Vous parlez de générations futures. Je m’en soucie aussi, contrairement au Gouvernement actuel qui ne fait rien pour réformer les régimes de retraite. Sans réforme des régimes de retraite, on va tout droit vers un grave conflit intergénérationnel.

Selon les prévisions de Statistics Mauritius, le rapport actif-retraité, qui est déjà en dessous de 4, sera inférieur à 3 avant 2028. Imaginez une situation où ceux qui travaillent ont à porter un lourd fardeau fiscal pour soutenir les retraités, pendant que le chômage des jeunes de 16 à 24 ans bat son plein.

Tous les ingrédients d’une explosion sociale y sont réunis. Les jeunes vont s’en prendre à un manque criant d’équité entre les générations.

* L’éducation a fait débat ces dernières semaines dans le sillage de la publication des résultats des examens de SC. Nous n’avons pas de statistiques pouvant nous informer à propos de la performance des étudiants issus des différentes classes sociales du pays. Mais il semble que notre politique éducative, qui a été le principal catalyseur de la mobilité sociale depuis des décennies, ne parvienne plus aujourd’hui, malgré les différentes initiatives de réforme entreprises au fil des années, à résoudre les inégalités dans la société mauricienne. Qu’en pensez-vous?

Vous avez raison de souligner que derrière les inégalités se pose la question de notre politique éducative. Trop souvent on pointe du doigt le système économique. L’éducation est effectivement un catalyseur de l’ascension sociale en ce sens qu’elle ouvre des opportunités dans la vie économique.

L’ironie est que, en voulant apporter une sorte d’égalité de résultats avec la promotion automatique jusqu’au Grade 9, le système de Nine-Year Schooling accentue les inégalités de performance. Il favorise encore trois années de leçons particulières, juste après le passage à l’éducation primaire, suscitant plus de stress chez de jeunes adolescents. Auparavant, les trois premières années de l’éducation secondaire étaient exemptes de pression sur les études.

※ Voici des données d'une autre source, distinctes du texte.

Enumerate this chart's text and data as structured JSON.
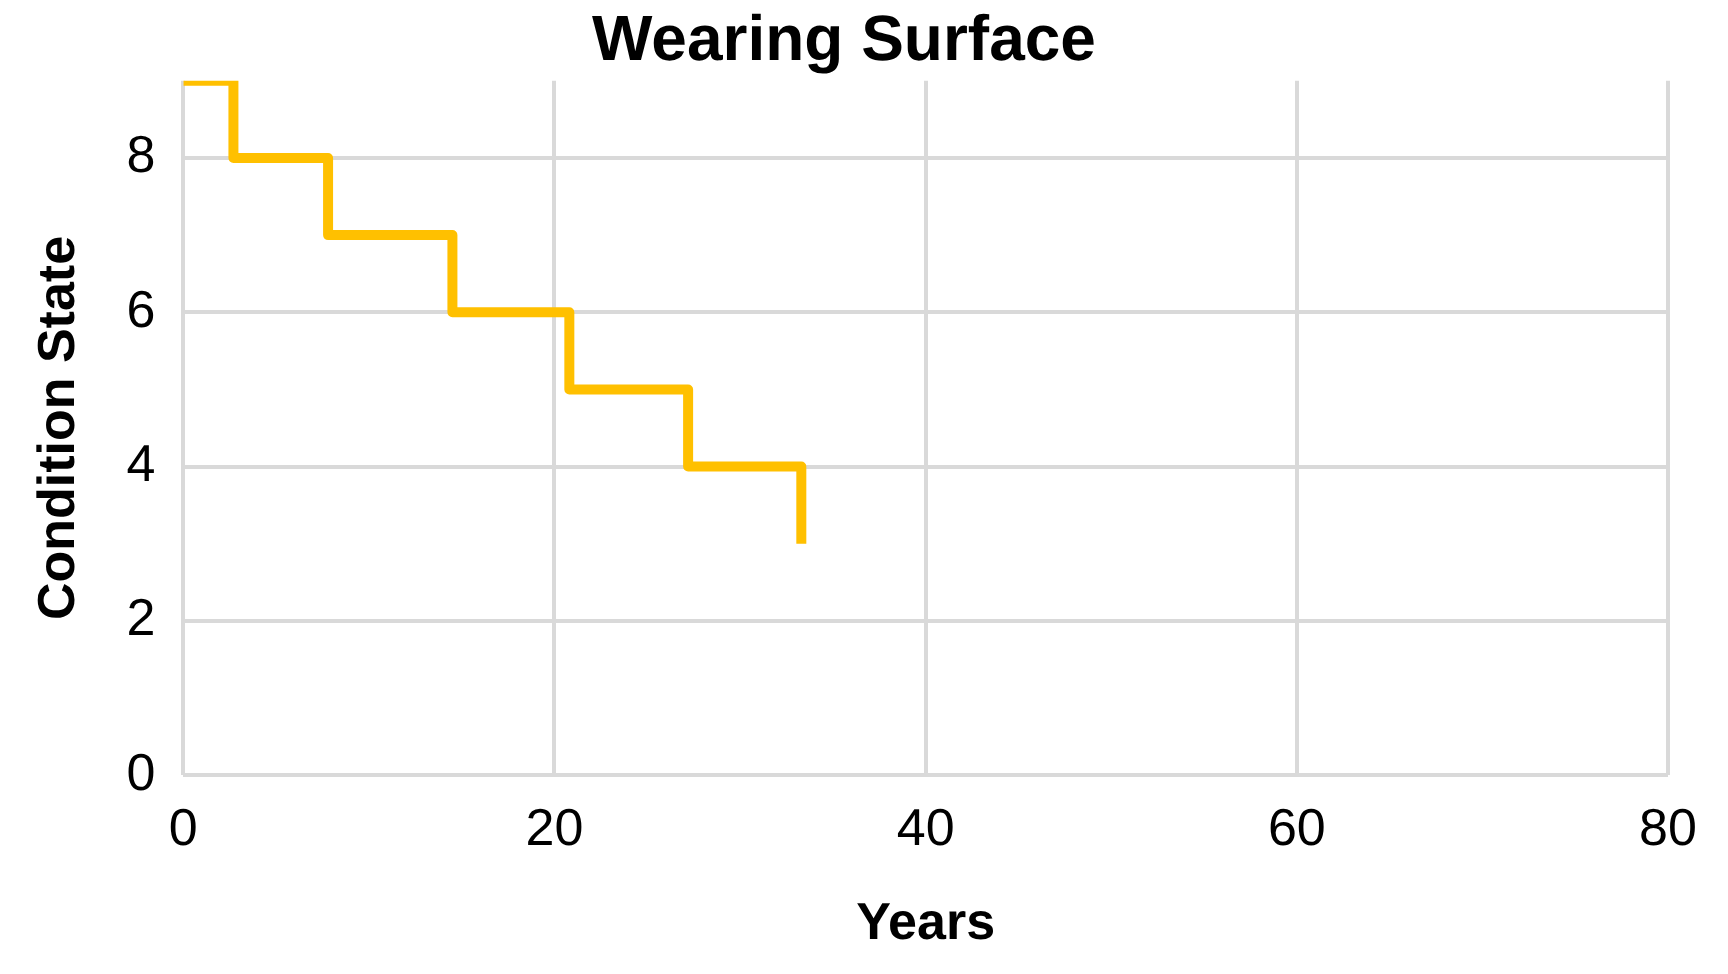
{
  "chart_data": {
    "type": "step",
    "title": "Wearing Surface",
    "xlabel": "Years",
    "ylabel": "Condition State",
    "x": [
      0,
      2.7,
      7.8,
      14.5,
      20.8,
      27.2,
      33.3
    ],
    "series": [
      {
        "color": "#ffc000",
        "values": [
          9,
          8,
          7,
          6,
          5,
          4,
          3
        ]
      }
    ],
    "xlim": [
      0,
      80
    ],
    "xticks": [
      0,
      20,
      40,
      60,
      80
    ],
    "ylim": [
      0,
      9
    ],
    "yticks": [
      0,
      2,
      4,
      6,
      8
    ],
    "grid": true,
    "legend": false,
    "marker": "none",
    "line_style": "solid"
  }
}
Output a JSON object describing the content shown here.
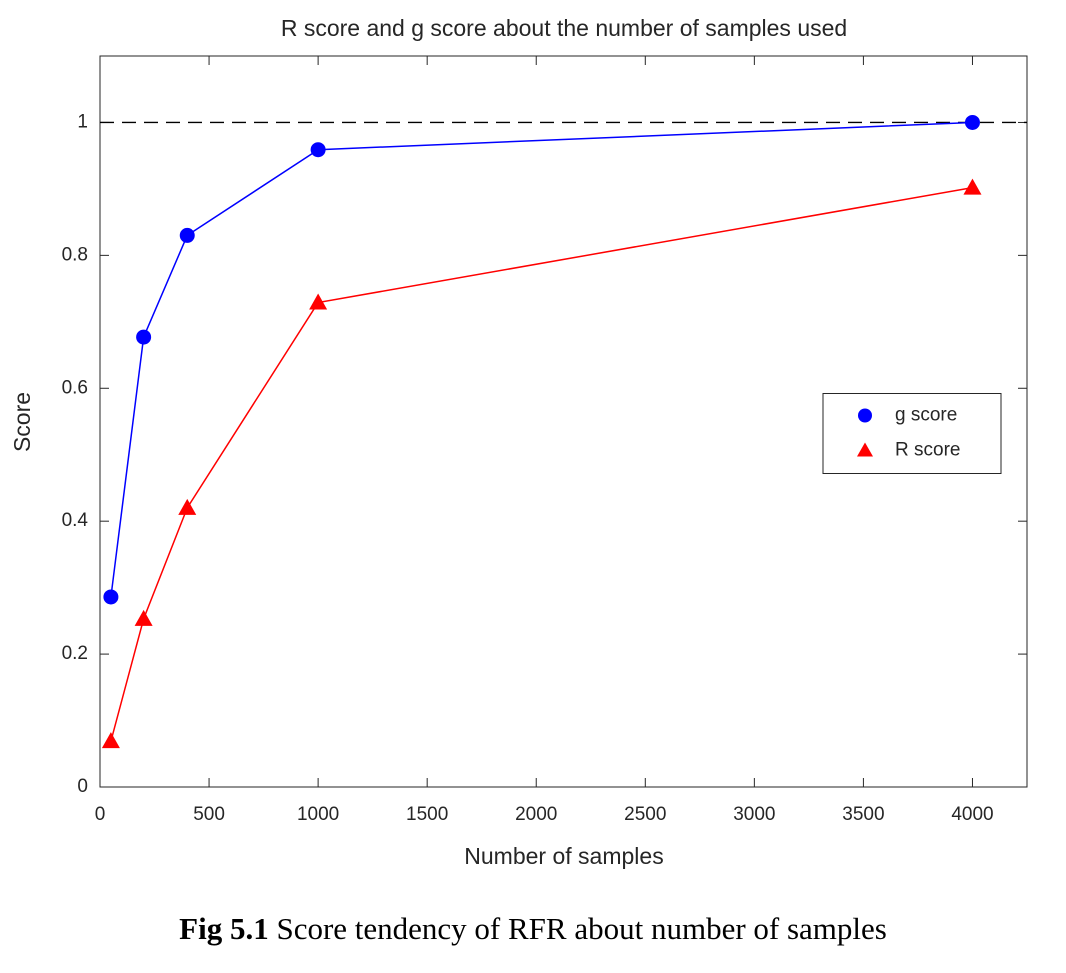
{
  "chart_data": {
    "type": "line",
    "title": "R score and g score about the number of samples used",
    "xlabel": "Number of samples",
    "ylabel": "Score",
    "xlim": [
      0,
      4250
    ],
    "xticks": [
      0,
      500,
      1000,
      1500,
      2000,
      2500,
      3000,
      3500,
      4000
    ],
    "ylim": [
      0,
      1.1
    ],
    "yticks": [
      0,
      0.2,
      0.4,
      0.6,
      0.8,
      1
    ],
    "reference_line": 1,
    "legend": "center right",
    "series": [
      {
        "name": "g score",
        "color": "#0000ff",
        "marker": "circle",
        "x": [
          50,
          200,
          400,
          1000,
          4000
        ],
        "values": [
          0.286,
          0.677,
          0.83,
          0.959,
          1.0
        ]
      },
      {
        "name": "R score",
        "color": "#ff0000",
        "marker": "triangle",
        "x": [
          50,
          200,
          400,
          1000,
          4000
        ],
        "values": [
          0.069,
          0.253,
          0.42,
          0.729,
          0.902
        ]
      }
    ]
  },
  "caption": {
    "label": "Fig 5.1",
    "text": "Score tendency of RFR about number of samples"
  }
}
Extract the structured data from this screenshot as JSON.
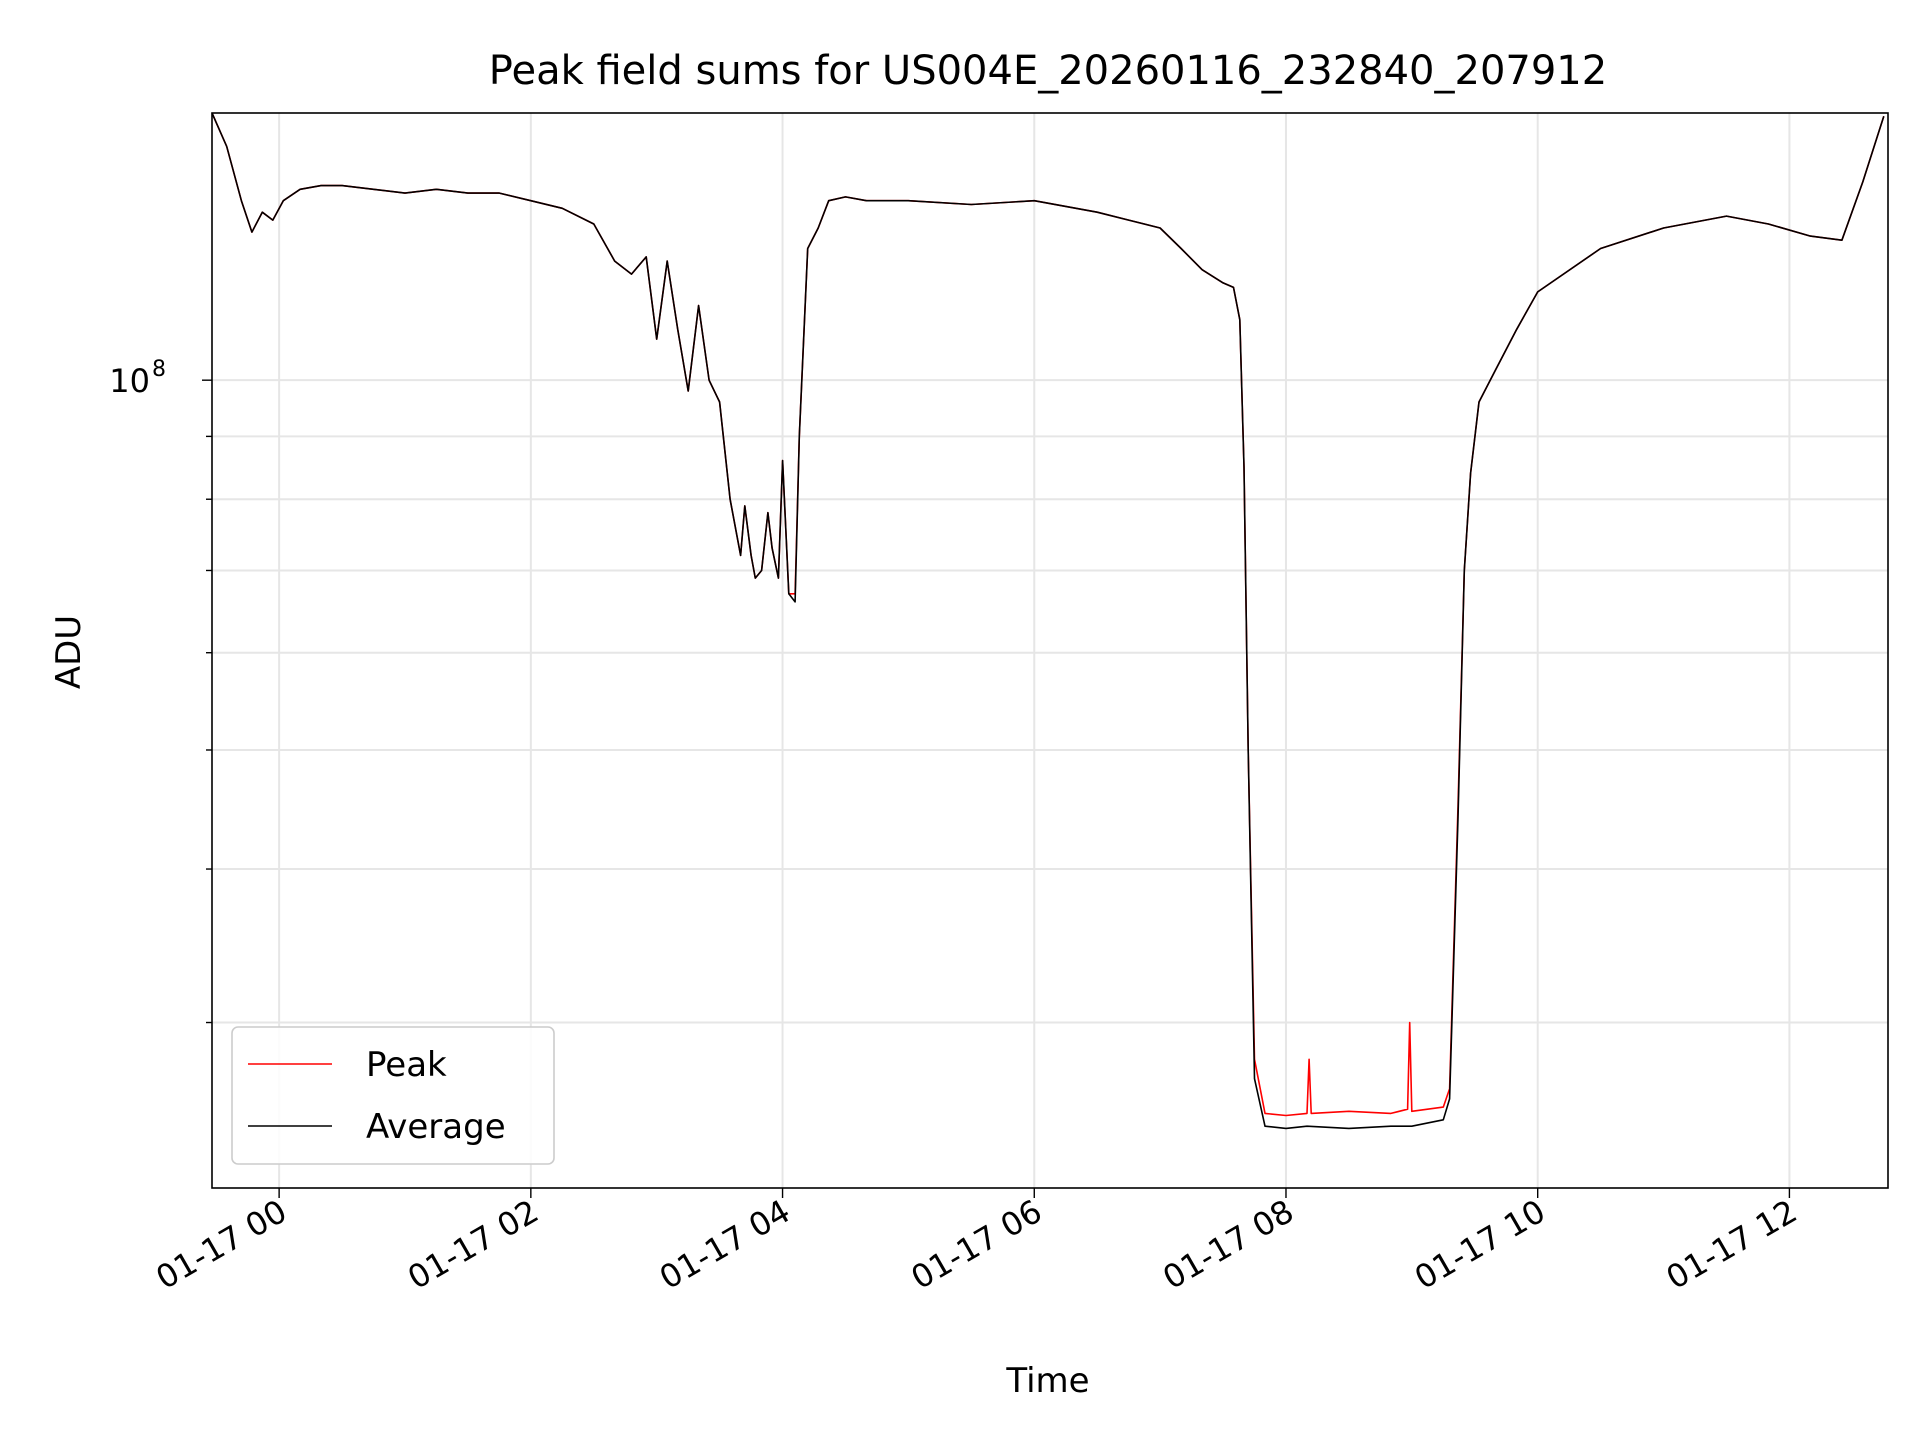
{
  "chart_data": {
    "type": "line",
    "title": "Peak field sums for US004E_20260116_232840_207912",
    "xlabel": "Time",
    "ylabel": "ADU",
    "yscale": "log",
    "grid": true,
    "legend_position": "lower-left",
    "x_range": [
      "2026-01-16 23:28",
      "2026-01-17 12:47"
    ],
    "y_range": [
      22000000,
      165000000
    ],
    "x_ticks": [
      "01-17 00",
      "01-17 02",
      "01-17 04",
      "01-17 06",
      "01-17 08",
      "01-17 10",
      "01-17 12"
    ],
    "y_ticks": [
      {
        "value": 100000000,
        "base": "10",
        "exp": "8"
      }
    ],
    "colors": {
      "peak": "#ff0000",
      "average": "#000000",
      "grid": "#e6e6e6"
    },
    "series": [
      {
        "name": "Peak",
        "x": [
          "2026-01-16 23:28",
          "2026-01-16 23:35",
          "2026-01-16 23:42",
          "2026-01-16 23:47",
          "2026-01-16 23:52",
          "2026-01-16 23:57",
          "2026-01-17 00:02",
          "2026-01-17 00:10",
          "2026-01-17 00:20",
          "2026-01-17 00:30",
          "2026-01-17 00:45",
          "2026-01-17 01:00",
          "2026-01-17 01:15",
          "2026-01-17 01:30",
          "2026-01-17 01:45",
          "2026-01-17 02:00",
          "2026-01-17 02:15",
          "2026-01-17 02:30",
          "2026-01-17 02:40",
          "2026-01-17 02:48",
          "2026-01-17 02:55",
          "2026-01-17 03:00",
          "2026-01-17 03:05",
          "2026-01-17 03:10",
          "2026-01-17 03:15",
          "2026-01-17 03:20",
          "2026-01-17 03:25",
          "2026-01-17 03:30",
          "2026-01-17 03:35",
          "2026-01-17 03:40",
          "2026-01-17 03:42",
          "2026-01-17 03:45",
          "2026-01-17 03:47",
          "2026-01-17 03:50",
          "2026-01-17 03:53",
          "2026-01-17 03:55",
          "2026-01-17 03:58",
          "2026-01-17 04:00",
          "2026-01-17 04:03",
          "2026-01-17 04:06",
          "2026-01-17 04:08",
          "2026-01-17 04:12",
          "2026-01-17 04:17",
          "2026-01-17 04:22",
          "2026-01-17 04:30",
          "2026-01-17 04:40",
          "2026-01-17 05:00",
          "2026-01-17 05:30",
          "2026-01-17 06:00",
          "2026-01-17 06:30",
          "2026-01-17 06:45",
          "2026-01-17 07:00",
          "2026-01-17 07:10",
          "2026-01-17 07:20",
          "2026-01-17 07:30",
          "2026-01-17 07:35",
          "2026-01-17 07:38",
          "2026-01-17 07:40",
          "2026-01-17 07:42",
          "2026-01-17 07:45",
          "2026-01-17 07:50",
          "2026-01-17 08:00",
          "2026-01-17 08:10",
          "2026-01-17 08:11",
          "2026-01-17 08:12",
          "2026-01-17 08:30",
          "2026-01-17 08:50",
          "2026-01-17 08:58",
          "2026-01-17 08:59",
          "2026-01-17 09:00",
          "2026-01-17 09:15",
          "2026-01-17 09:18",
          "2026-01-17 09:22",
          "2026-01-17 09:25",
          "2026-01-17 09:28",
          "2026-01-17 09:32",
          "2026-01-17 09:40",
          "2026-01-17 09:50",
          "2026-01-17 10:00",
          "2026-01-17 10:30",
          "2026-01-17 11:00",
          "2026-01-17 11:30",
          "2026-01-17 11:50",
          "2026-01-17 12:10",
          "2026-01-17 12:25",
          "2026-01-17 12:35",
          "2026-01-17 12:45"
        ],
        "y": [
          165000000,
          155000000,
          140000000,
          132000000,
          137000000,
          135000000,
          140000000,
          143000000,
          144000000,
          144000000,
          143000000,
          142000000,
          143000000,
          142000000,
          142000000,
          140000000,
          138000000,
          134000000,
          125000000,
          122000000,
          126000000,
          108000000,
          125000000,
          110000000,
          98000000,
          115000000,
          100000000,
          96000000,
          80000000,
          72000000,
          79000000,
          72000000,
          69000000,
          70000000,
          78000000,
          73000000,
          69000000,
          86000000,
          67000000,
          67000000,
          90000000,
          128000000,
          133000000,
          140000000,
          141000000,
          140000000,
          140000000,
          139000000,
          140000000,
          137000000,
          135000000,
          133000000,
          128000000,
          123000000,
          120000000,
          119000000,
          112000000,
          85000000,
          50000000,
          28000000,
          25300000,
          25200000,
          25300000,
          28000000,
          25300000,
          25400000,
          25300000,
          25500000,
          30000000,
          25400000,
          25600000,
          26500000,
          45000000,
          70000000,
          84000000,
          96000000,
          102000000,
          110000000,
          118000000,
          128000000,
          133000000,
          136000000,
          134000000,
          131000000,
          130000000,
          145000000,
          164000000
        ]
      },
      {
        "name": "Average",
        "x": [
          "2026-01-16 23:28",
          "2026-01-16 23:35",
          "2026-01-16 23:42",
          "2026-01-16 23:47",
          "2026-01-16 23:52",
          "2026-01-16 23:57",
          "2026-01-17 00:02",
          "2026-01-17 00:10",
          "2026-01-17 00:20",
          "2026-01-17 00:30",
          "2026-01-17 00:45",
          "2026-01-17 01:00",
          "2026-01-17 01:15",
          "2026-01-17 01:30",
          "2026-01-17 01:45",
          "2026-01-17 02:00",
          "2026-01-17 02:15",
          "2026-01-17 02:30",
          "2026-01-17 02:40",
          "2026-01-17 02:48",
          "2026-01-17 02:55",
          "2026-01-17 03:00",
          "2026-01-17 03:05",
          "2026-01-17 03:10",
          "2026-01-17 03:15",
          "2026-01-17 03:20",
          "2026-01-17 03:25",
          "2026-01-17 03:30",
          "2026-01-17 03:35",
          "2026-01-17 03:40",
          "2026-01-17 03:42",
          "2026-01-17 03:45",
          "2026-01-17 03:47",
          "2026-01-17 03:50",
          "2026-01-17 03:53",
          "2026-01-17 03:55",
          "2026-01-17 03:58",
          "2026-01-17 04:00",
          "2026-01-17 04:03",
          "2026-01-17 04:06",
          "2026-01-17 04:08",
          "2026-01-17 04:12",
          "2026-01-17 04:17",
          "2026-01-17 04:22",
          "2026-01-17 04:30",
          "2026-01-17 04:40",
          "2026-01-17 05:00",
          "2026-01-17 05:30",
          "2026-01-17 06:00",
          "2026-01-17 06:30",
          "2026-01-17 06:45",
          "2026-01-17 07:00",
          "2026-01-17 07:10",
          "2026-01-17 07:20",
          "2026-01-17 07:30",
          "2026-01-17 07:35",
          "2026-01-17 07:38",
          "2026-01-17 07:40",
          "2026-01-17 07:42",
          "2026-01-17 07:45",
          "2026-01-17 07:50",
          "2026-01-17 08:00",
          "2026-01-17 08:10",
          "2026-01-17 08:30",
          "2026-01-17 08:50",
          "2026-01-17 09:00",
          "2026-01-17 09:15",
          "2026-01-17 09:18",
          "2026-01-17 09:22",
          "2026-01-17 09:25",
          "2026-01-17 09:28",
          "2026-01-17 09:32",
          "2026-01-17 09:40",
          "2026-01-17 09:50",
          "2026-01-17 10:00",
          "2026-01-17 10:30",
          "2026-01-17 11:00",
          "2026-01-17 11:30",
          "2026-01-17 11:50",
          "2026-01-17 12:10",
          "2026-01-17 12:25",
          "2026-01-17 12:35",
          "2026-01-17 12:45"
        ],
        "y": [
          165000000,
          155000000,
          140000000,
          132000000,
          137000000,
          135000000,
          140000000,
          143000000,
          144000000,
          144000000,
          143000000,
          142000000,
          143000000,
          142000000,
          142000000,
          140000000,
          138000000,
          134000000,
          125000000,
          122000000,
          126000000,
          108000000,
          125000000,
          110000000,
          98000000,
          115000000,
          100000000,
          96000000,
          80000000,
          72000000,
          79000000,
          72000000,
          69000000,
          70000000,
          78000000,
          73000000,
          69000000,
          86000000,
          67000000,
          66000000,
          90000000,
          128000000,
          133000000,
          140000000,
          141000000,
          140000000,
          140000000,
          139000000,
          140000000,
          137000000,
          135000000,
          133000000,
          128000000,
          123000000,
          120000000,
          119000000,
          112000000,
          85000000,
          50000000,
          27000000,
          24700000,
          24600000,
          24700000,
          24600000,
          24700000,
          24700000,
          25000000,
          26000000,
          44000000,
          70000000,
          84000000,
          96000000,
          102000000,
          110000000,
          118000000,
          128000000,
          133000000,
          136000000,
          134000000,
          131000000,
          130000000,
          145000000,
          164000000
        ]
      }
    ]
  }
}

Je constate aussi un nivellement par le bas de la performance éducative. C’est une bonne chose que le gouvernement ait rétabli un minimum de 5 Credits aux examens de School Certificate pour accéder au Higher School Certificate. Il convient de valoriser les filières professionnelles et vocationnelles pour inciter les jeunes peu doués académiquement à apprendre un métier.

Aujourd’hui, de nombreux postes dans le secteur de la construction ne trouvent pas preneurs parmi les Mauriciens, alors que les chercheurs d’un emploi de bureau demeurent des chômeurs. Or le chômage est une des pires formes de l’inégalité sociale.